3. Il résulte de ces dispositions, telles qu'interprétées par la Cour de justice de l'Union européenne à la lumière de l'exigence du respect de la vie familiale prévu à l'article 8 de la convention européenne de sauvegarde des droits de l'homme et des libertés fondamentales dans ses deux décisions du 23 février 2010 (C-310/08 et C-480/08), qu'un ressortissant de l'Union européenne ayant exercé une activité professionnelle sur le territoire d'un Etat membre ainsi que le membre de sa famille qui a la garde de l'enfant de ce travailleur migrant peut se prévaloir d'un droit au séjour sur le seul fondement de l'article 10 du règlement du 5 avril 2011, à la condition que cet enfant poursuive une scolarité dans cet Etat, sans que ce droit soit conditionné par l'existence de ressources suffisantes. Pour bénéficier de ce droit, il suffit que l'enfant qui poursuit des études dans l'État membre d'accueil se soit installé dans ce dernier alors que l'un de ses parents y exerçait des droits de séjour en tant que travailleur migrant, le droit d'accès de l'enfant à l'enseignement ne dépendant pas, en outre, du maintien de la qualité de travailleur migrant du parent concerné. En conséquence, et conformément à ce qu'a jugé la Cour de justice dans sa décision du 17 septembre 2002 (C-413/99, § 73), refuser l'octroi d'une autorisation de séjour au parent qui garde effectivement l'enfant exerçant son droit de poursuivre sa scolarité dans l'Etat membre d'accueil est de nature à porter atteinte à son droit au respect de sa vie familiale.

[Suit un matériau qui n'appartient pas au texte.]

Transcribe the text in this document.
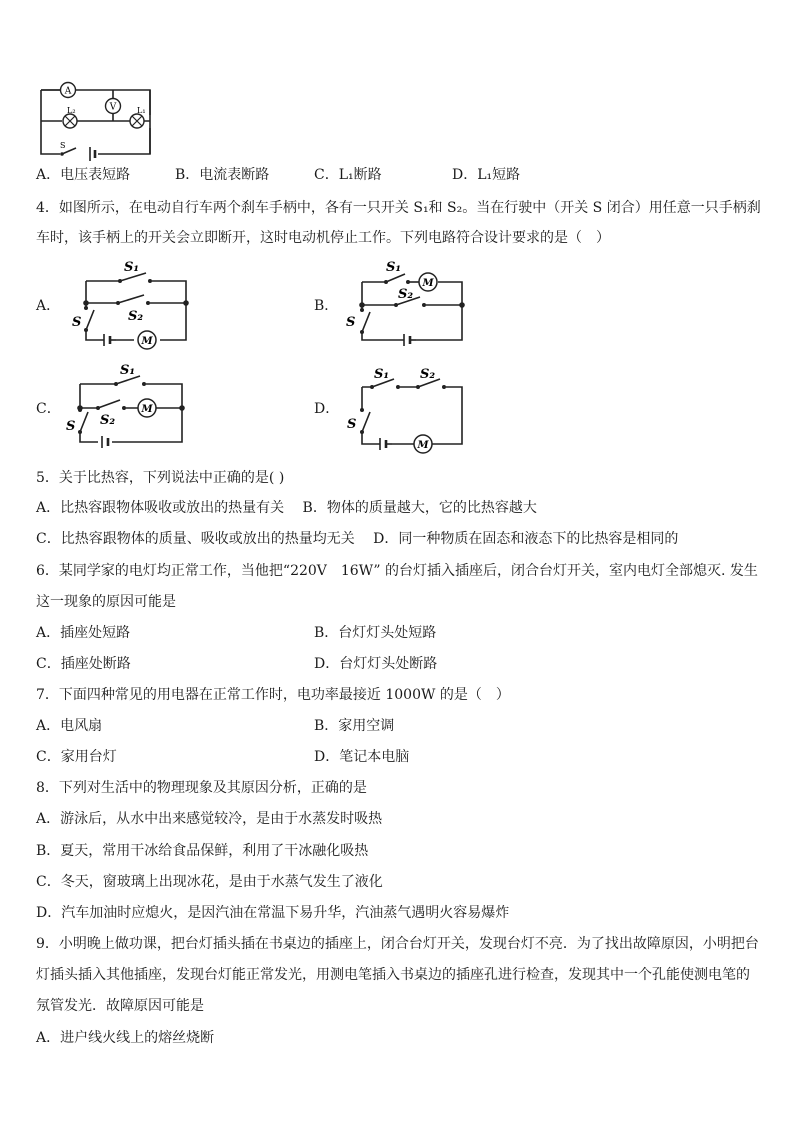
A
V
L₂	L₁
S
A．电压表短路	B．电流表断路	C．L₁断路	D．L₁短路
4．如图所示，在电动自行车两个刹车手柄中，各有一只开关 S₁和 S₂。当在行驶中（开关 S 闭合）用任意一只手柄刹
车时，该手柄上的开关会立即断开，这时电动机停止工作。下列电路符合设计要求的是（　）
A．	B．
C．	D．
S₁
S₂
S
M
S₁
M
S₂
S
S₁
S₂
M
S
S₁ S₂
S
M
5．关于比热容，下列说法中正确的是( )
A．比热容跟物体吸收或放出的热量有关　 B．物体的质量越大，它的比热容越大
C．比热容跟物体的质量、吸收或放出的热量均无关　 D．同一种物质在固态和液态下的比热容是相同的
6．某同学家的电灯均正常工作，当他把“220V　16W” 的台灯插入插座后，闭合台灯开关，室内电灯全部熄灭. 发生
这一现象的原因可能是
A．插座处短路	B．台灯灯头处短路
C．插座处断路	D．台灯灯头处断路
7．下面四种常见的用电器在正常工作时，电功率最接近 1000W 的是（　）
A．电风扇	B．家用空调
C．家用台灯	D．笔记本电脑
8．下列对生活中的物理现象及其原因分析，正确的是
A．游泳后，从水中出来感觉较冷，是由于水蒸发时吸热
B．夏天，常用干冰给食品保鲜，利用了干冰融化吸热
C．冬天，窗玻璃上出现冰花，是由于水蒸气发生了液化
D．汽车加油时应熄火，是因汽油在常温下易升华，汽油蒸气遇明火容易爆炸
9．小明晚上做功课，把台灯插头插在书桌边的插座上，闭合台灯开关，发现台灯不亮．为了找出故障原因，小明把台
灯插头插入其他插座，发现台灯能正常发光，用测电笔插入书桌边的插座孔进行检查，发现其中一个孔能使测电笔的
氖管发光．故障原因可能是
A．进户线火线上的熔丝烧断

4. Il ressort des pièces du dossier que M. B..., compagnon de Mme K... et père de ses enfants, a exercé une activité salariée en France du 23 juillet au 4 novembre 2018 et a donc été employé au sens des dispositions précitées. La requérante établit également que ses enfants sont scolarisés en école primaire depuis la rentrée 2016 et il n'est pas contesté qu'elle en a effectivement la garde. Dans ces conditions, les enfants de Mme K... étaient scolarisés durant la période où M. B... a exercé une activité professionnelle et l'étaient toujours à la date de l'arrêté attaqué. La requérante est dès lors fondée à soutenir que le préfet de la Dordogne a méconnu les dispositions précitées en lui refusant le renouvellement de son droit au séjour

5. Il résulte de ce qui précède, sans qu'il soit besoin de se prononcer sur la régularité du jugement ni sur les autres moyens de la requête, que Mme K... est fondée à soutenir que c'est à tort que, par le jugement attaqué, le tribunal administratif de Bordeaux a rejeté sa demande tendant à l'annulation de l'arrêté du préfet de la Dordogne du 14 octobre 2019.

Sur les conclusions à fin d'injonction :

6. Le présent arrêt, eu égard à ses motifs, implique nécessairement que le préfet de la Dordogne délivre à la requérante une carte de séjour en qualité de membre de la famille d'un citoyen de l'Union. Il y a lieu d'enjoindre au préfet de procéder à cette délivrance dans un délai de trois mois à compter de la notification du présent arrêt. Dans les circonstances de l'espèce, il n'y a pas lieu d'assortir cette injonction d'une astreinte.

Sur les frais liés au litige :

7. Mme K... a obtenu le bénéfice de l'aide juridictionnelle totale. Son avocate peut se prévaloir des dispositions combinées de l'article L. 761-1 du code de justice administrative et de l'article 37 de la loi du 10 juillet 1991. Il y a lieu, dans les circonstances de l'espèce, de mettre à la charge de l'Etat le versement à Me G... de la somme de 1 200 euros, sous réserve qu'elle renonce à percevoir la somme correspondant à la part contributive de l'Etat à l'aide juridictionnelle.

DÉCIDE :

Article 1er : Le jugement du tribunal administratif de Bordeaux du 27 mai 2020 et l'arrêté du préfet de la Dordogne du 14 octobre 2019 sont annulés.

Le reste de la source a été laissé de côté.